1948 collection of short stories by Clark Ashton Smith

Genius Loci and Other Tales is a collection of fantasy, horror and science fiction short stories by American writer Clark Ashton Smith. It was released in 1948 and was the author's third book published by Arkham House. It was released in an edition of 3,047 copies. The stories were written between 1930 and 1935.
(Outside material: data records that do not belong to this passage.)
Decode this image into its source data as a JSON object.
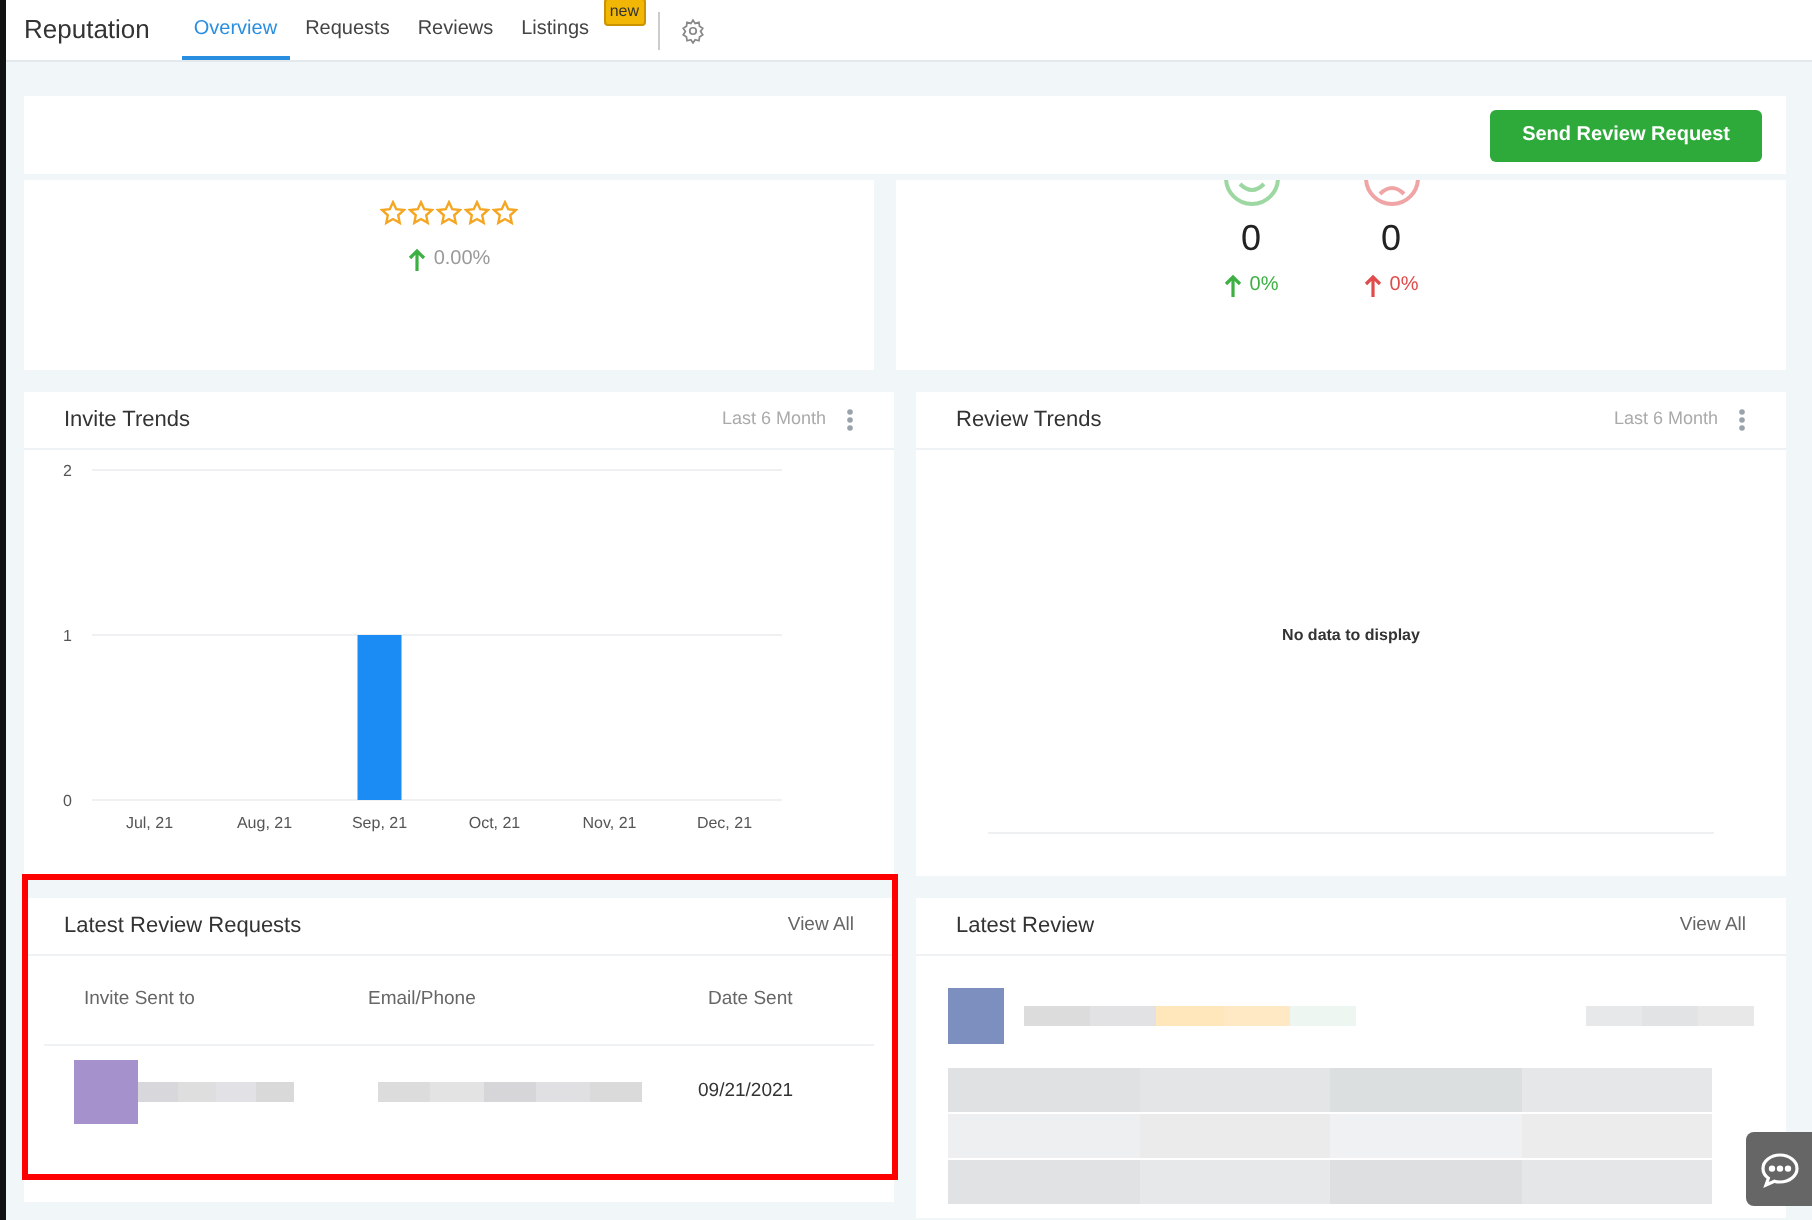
{
  "header": {
    "title": "Reputation",
    "tabs": [
      {
        "label": "Overview",
        "selected": true
      },
      {
        "label": "Requests",
        "selected": false
      },
      {
        "label": "Reviews",
        "selected": false
      },
      {
        "label": "Listings",
        "selected": false,
        "badge": "new"
      }
    ]
  },
  "action_button": "Send Review Request",
  "rating_card": {
    "stars": 0,
    "change": "0.00%"
  },
  "sentiment_card": {
    "items": [
      {
        "kind": "positive",
        "count": "0",
        "change": "0%",
        "color": "#3cb043"
      },
      {
        "kind": "negative",
        "count": "0",
        "change": "0%",
        "color": "#e04b4b"
      }
    ]
  },
  "invite_trends": {
    "title": "Invite Trends",
    "period": "Last 6 Month",
    "chart_data": {
      "type": "bar",
      "categories": [
        "Jul, 21",
        "Aug, 21",
        "Sep, 21",
        "Oct, 21",
        "Nov, 21",
        "Dec, 21"
      ],
      "values": [
        0,
        0,
        1,
        0,
        0,
        0
      ],
      "ylim": [
        0,
        2
      ],
      "yticks": [
        0,
        1,
        2
      ]
    }
  },
  "review_trends": {
    "title": "Review Trends",
    "period": "Last 6 Month",
    "empty_message": "No data to display"
  },
  "latest_requests": {
    "title": "Latest Review Requests",
    "link": "View All",
    "highlighted": true,
    "columns": [
      "Invite Sent to",
      "Email/Phone",
      "Date Sent"
    ],
    "rows": [
      {
        "date": "09/21/2021"
      }
    ]
  },
  "latest_review": {
    "title": "Latest Review",
    "link": "View All"
  }
}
The collection contains stories from Smith's major story cycles of Averoigne and Zothique.

==Contents==

Genius Loci and Other Tales contains the following stories:

- "Genius Loci"
- "The Willow Landscape"
- "The Ninth Skeleton"
- "The Phantoms of the Fire"
- "The Eternal World"
- "Vulthoom"
- "A Star-Change"
- "The Primal City"
- "The Disinterment of Venus"
- "The Colossus of Ylourgne"
- "The Satyr"
- "The Garden of Adompha"
- "The Charnel God"
- "The Black Abbot of Puthuum"
- "The Weaver in the Vault"

==See also==
- Clark Ashton Smith bibliography

==Sources==

- Jaffery, Sheldon (1989). "The Arkham House Companion"
- Chalker, Jack L. (1998). "The Science-Fantasy Publishers: A Bibliographic History, 1923-1998"
- Joshi, S.T. (1999). "Sixty Years of Arkham House: A History and Bibliography"
- Nielsen, Leon (2004). "Arkham House Books: A Collector's Guide"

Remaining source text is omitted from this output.